# Is your mum in law



## DTPCHEMICALS (Jul 24, 2006)

I was asked if my mum in law was an angel.



"Not yet." I replied.

Dave p


----------



## overthemoon (May 12, 2010)

Mines a treasure, she should be buried! 8O


----------



## JohnsCrossMotorHomes (Jul 21, 2007)

If and when mine ever leaves this earth of ours, she will become an angel and whilst she is on earth she is a treasure.

A nicer woman one would have to go round the world to find another like her.

God bless and look after her and long may she live

Peter


----------



## seamusog (May 10, 2005)

c'mon peter,whats the punchline? ye've left it out :lol: 
seamus.


----------



## TeamRienza (Sep 21, 2010)

I have put my wife on a six foot pedestal.

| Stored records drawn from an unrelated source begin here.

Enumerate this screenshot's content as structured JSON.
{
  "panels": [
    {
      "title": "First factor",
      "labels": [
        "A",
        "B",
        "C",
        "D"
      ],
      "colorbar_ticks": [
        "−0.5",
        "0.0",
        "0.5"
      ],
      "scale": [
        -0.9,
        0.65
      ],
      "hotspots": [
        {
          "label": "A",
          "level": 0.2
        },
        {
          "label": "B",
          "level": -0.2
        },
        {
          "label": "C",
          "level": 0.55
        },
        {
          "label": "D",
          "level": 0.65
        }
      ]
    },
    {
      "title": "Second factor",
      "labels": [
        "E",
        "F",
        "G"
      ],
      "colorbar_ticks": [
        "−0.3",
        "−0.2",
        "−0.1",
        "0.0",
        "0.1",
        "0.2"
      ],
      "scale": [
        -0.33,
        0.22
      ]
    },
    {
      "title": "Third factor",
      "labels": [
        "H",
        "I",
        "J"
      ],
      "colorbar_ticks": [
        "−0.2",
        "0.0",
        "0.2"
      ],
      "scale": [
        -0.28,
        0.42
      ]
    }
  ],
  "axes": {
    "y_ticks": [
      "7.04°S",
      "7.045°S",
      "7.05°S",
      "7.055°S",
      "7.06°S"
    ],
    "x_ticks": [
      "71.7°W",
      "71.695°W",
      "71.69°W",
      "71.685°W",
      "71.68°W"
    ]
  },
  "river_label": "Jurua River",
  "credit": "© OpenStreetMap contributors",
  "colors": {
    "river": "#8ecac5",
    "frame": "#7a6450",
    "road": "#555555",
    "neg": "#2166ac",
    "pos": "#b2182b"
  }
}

Luckily she cant get down.


----------



## JohnsCrossMotorHomes (Jul 21, 2007)

seamusog said:


> c'mon peter,whats the punchline? ye've left it out :lol:
> seamus.


No punchline, all from the heart

Peter


----------



## seamusog (May 10, 2005)

JohnsCrossMotorHomes said:


> seamusog said:
> 
> 
> > c'mon peter,whats the punchline? ye've left it out :lol:
> ...


Fair play to ye then Peter.Them ones are hard to find.
Every time I got within striking distance of mine I wanted to garotte her  
seamus.


----------